Hmmm.. “git checkout” sounds like opening up a version of a file in my folder of version analogy of GitHub version control. Furthermore, I’m guessing GitHub must have a way of checking out (aka viewing) old versions.
At that moment I said to myself let’s double check with Google how to checkout a past commits (aka look at older versions).
Google’s reponse: Git checkout <commit hash>
Me: Ahhh … ok it’s called a commit hash!
“Hash” is the term for the ID used to identify old commits (versions).
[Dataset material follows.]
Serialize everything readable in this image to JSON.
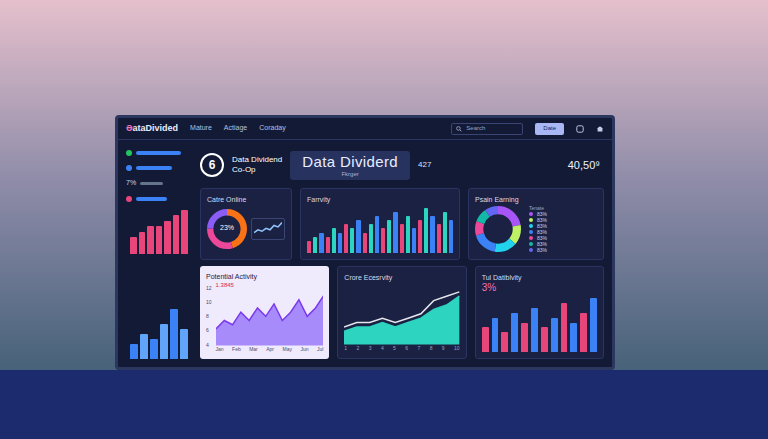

That means in my folder of versions analogy a hash is the equivalent of the # in my “version#” or “_v#” file naming convention as I like to use.
Soon enough and without actually doing a beginner tutorials I had pulled together enough commands to start checking old versions of my website.
As I was reviewing older versions and to my surprise, I had actually been working on this project without buttons working for a while. “Geez, what was I doing!”
I finally reached a point where buttons were working.
I decided I would further leverage GitHub.
GitHub allows users to see what files were changes and copy the updated files themselves.
So my approach became start from this button working version and piecemeal copy one file at a time, run the app, until the buttons stopped working.
Sure enough, I arrived to to problem file and found the issue.
There was a panel that is part of the navigation bar that was not actually removed, but hidden. Therefore, anything behind the panel could be seen, but not actually clicked.
Me: wow… uhh, yea that never crossed my mind.
As far as I was concerned that was a needle in a haystack. And not even the haystack I was aware was out there.
I undid my edits to the old version. Checked out the latest version of the project and edited the navigation bar code to hide the panel.
Problem resolved and new skills learned!
While I touched on a lot of detail here, there were many more nerve-racking moments as I was copying files and using these unfamiliar GitHub commands. But, at that point I was resigned to the possibility that I may have to start from a much earlier point. So while the nerves were tight, I felt my options were limited.
I believe there is a small takeaway here besides any inspiration this may provide. The takeaway is that is it is remarkable how intuition can expand beyond the familiar. It would be disingenuous to say I was not familiar with GitHub. I used it a lot, I just wasn’t a polished user of GitHub. Regardless, I must have absorbed some of these details during all the iterations of my primitive use of it.
While I still see my approach as a bute force approach, I did leverage GitHub’s polished features. So, I in the end I think this was polished brute force solution.
I hope this provides some inspiration as you reflect on your own challenges.